A Cosmopolítica Dos Animais (original) (raw)

The present thesis aims to investigate, from a philosophical standpoint, the political life of other-than-human animals in the context of the Anthropocene. Amid several configurations, errancy, confinement, experimentation and extinction are privileged as actual conceptual situations, the analysis and problematization of which require a combined approach between philosophy and other discourses, such as ethology, biology, anthropology, history and literature.

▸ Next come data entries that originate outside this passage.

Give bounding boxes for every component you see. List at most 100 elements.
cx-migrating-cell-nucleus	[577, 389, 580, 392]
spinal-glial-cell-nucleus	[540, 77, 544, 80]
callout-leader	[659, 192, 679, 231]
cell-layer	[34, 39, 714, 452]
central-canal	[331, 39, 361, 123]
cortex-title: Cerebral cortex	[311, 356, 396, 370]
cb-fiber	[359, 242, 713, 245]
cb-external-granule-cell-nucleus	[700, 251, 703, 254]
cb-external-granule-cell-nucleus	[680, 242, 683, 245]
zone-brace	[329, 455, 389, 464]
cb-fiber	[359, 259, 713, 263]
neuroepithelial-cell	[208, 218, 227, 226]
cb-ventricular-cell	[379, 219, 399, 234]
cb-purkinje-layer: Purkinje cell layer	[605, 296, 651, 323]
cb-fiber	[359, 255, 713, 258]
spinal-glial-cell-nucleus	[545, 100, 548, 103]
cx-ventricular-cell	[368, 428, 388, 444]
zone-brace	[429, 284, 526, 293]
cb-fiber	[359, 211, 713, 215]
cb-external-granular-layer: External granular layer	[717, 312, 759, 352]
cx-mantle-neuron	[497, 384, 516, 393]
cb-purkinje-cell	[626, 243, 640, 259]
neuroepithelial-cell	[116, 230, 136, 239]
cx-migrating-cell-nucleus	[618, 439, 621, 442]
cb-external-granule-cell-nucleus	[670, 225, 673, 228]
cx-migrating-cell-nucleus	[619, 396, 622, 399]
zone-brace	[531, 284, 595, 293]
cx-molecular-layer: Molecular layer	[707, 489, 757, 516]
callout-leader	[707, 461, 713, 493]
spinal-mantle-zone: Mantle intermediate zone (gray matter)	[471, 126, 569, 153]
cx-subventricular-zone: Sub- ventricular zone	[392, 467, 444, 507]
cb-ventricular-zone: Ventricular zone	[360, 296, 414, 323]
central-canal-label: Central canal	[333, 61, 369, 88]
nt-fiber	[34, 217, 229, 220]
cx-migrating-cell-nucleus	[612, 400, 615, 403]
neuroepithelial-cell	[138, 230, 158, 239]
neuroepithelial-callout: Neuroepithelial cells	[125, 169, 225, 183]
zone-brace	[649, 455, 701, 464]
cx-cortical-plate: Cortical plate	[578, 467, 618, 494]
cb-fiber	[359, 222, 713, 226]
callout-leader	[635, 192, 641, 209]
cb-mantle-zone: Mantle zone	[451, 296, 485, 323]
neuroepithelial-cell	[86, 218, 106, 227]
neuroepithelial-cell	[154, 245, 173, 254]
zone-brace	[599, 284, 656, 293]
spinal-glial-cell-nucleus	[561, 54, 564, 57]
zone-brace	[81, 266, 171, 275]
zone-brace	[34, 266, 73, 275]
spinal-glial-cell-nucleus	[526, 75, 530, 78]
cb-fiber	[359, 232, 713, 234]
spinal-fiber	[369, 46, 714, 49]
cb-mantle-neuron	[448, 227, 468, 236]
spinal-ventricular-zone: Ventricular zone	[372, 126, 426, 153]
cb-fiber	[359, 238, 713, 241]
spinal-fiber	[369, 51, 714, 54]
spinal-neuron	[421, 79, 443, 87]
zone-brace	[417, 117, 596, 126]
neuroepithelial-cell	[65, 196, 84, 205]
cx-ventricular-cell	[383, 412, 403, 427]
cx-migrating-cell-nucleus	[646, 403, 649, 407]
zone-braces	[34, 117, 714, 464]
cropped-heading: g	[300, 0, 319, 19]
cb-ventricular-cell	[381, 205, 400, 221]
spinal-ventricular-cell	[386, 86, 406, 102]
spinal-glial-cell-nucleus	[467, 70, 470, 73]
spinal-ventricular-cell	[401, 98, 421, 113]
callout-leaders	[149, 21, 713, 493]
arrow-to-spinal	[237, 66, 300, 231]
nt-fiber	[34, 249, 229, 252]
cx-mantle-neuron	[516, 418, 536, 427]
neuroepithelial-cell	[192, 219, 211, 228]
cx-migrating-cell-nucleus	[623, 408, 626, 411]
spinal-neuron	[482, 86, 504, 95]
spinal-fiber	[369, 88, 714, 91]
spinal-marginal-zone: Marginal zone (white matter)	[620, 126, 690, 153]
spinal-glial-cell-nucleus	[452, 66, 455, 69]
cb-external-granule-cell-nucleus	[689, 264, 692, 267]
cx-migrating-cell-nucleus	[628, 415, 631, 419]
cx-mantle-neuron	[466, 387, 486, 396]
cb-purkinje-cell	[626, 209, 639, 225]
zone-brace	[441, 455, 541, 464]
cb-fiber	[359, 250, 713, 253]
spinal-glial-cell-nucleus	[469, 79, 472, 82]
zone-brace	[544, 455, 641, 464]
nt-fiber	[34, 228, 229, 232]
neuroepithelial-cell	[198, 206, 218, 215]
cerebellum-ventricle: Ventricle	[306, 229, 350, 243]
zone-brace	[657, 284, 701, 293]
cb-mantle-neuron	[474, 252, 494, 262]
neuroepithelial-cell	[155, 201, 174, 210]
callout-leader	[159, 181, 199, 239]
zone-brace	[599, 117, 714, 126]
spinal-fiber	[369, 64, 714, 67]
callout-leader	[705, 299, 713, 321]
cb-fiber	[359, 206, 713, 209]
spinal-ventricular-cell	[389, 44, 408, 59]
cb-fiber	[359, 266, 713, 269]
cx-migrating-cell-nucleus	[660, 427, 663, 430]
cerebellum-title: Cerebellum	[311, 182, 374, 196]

The first step consists of an exploration of the animal's place in the polis taking as a starting point a confrontation between classic and contemporary ideas regarding politics; following that, an analysis of the zoo viewed as a model of human politics, to which are offered, as alternatives, possible features of an animal politics taking as a starting point the several meanings of the concept of play; the third section examines multispecies experiments in the realm of the arts, especially literature, and in the realm of scientific practices, noting different modes of worlding respective to each; lastly, we proceed to the elaboration of a notion of extinction, not so much as a fact but as a event in the face of which the imaginative cultivation of grief narratives and experiences of continuity is necessary. So reasoning, we conclude that, although accosted on all sides, otherthan-human animals live and offer cosmopolitical possibilities in the face of which humanity, understood as ontological exception, proves itself to be an apolitical power.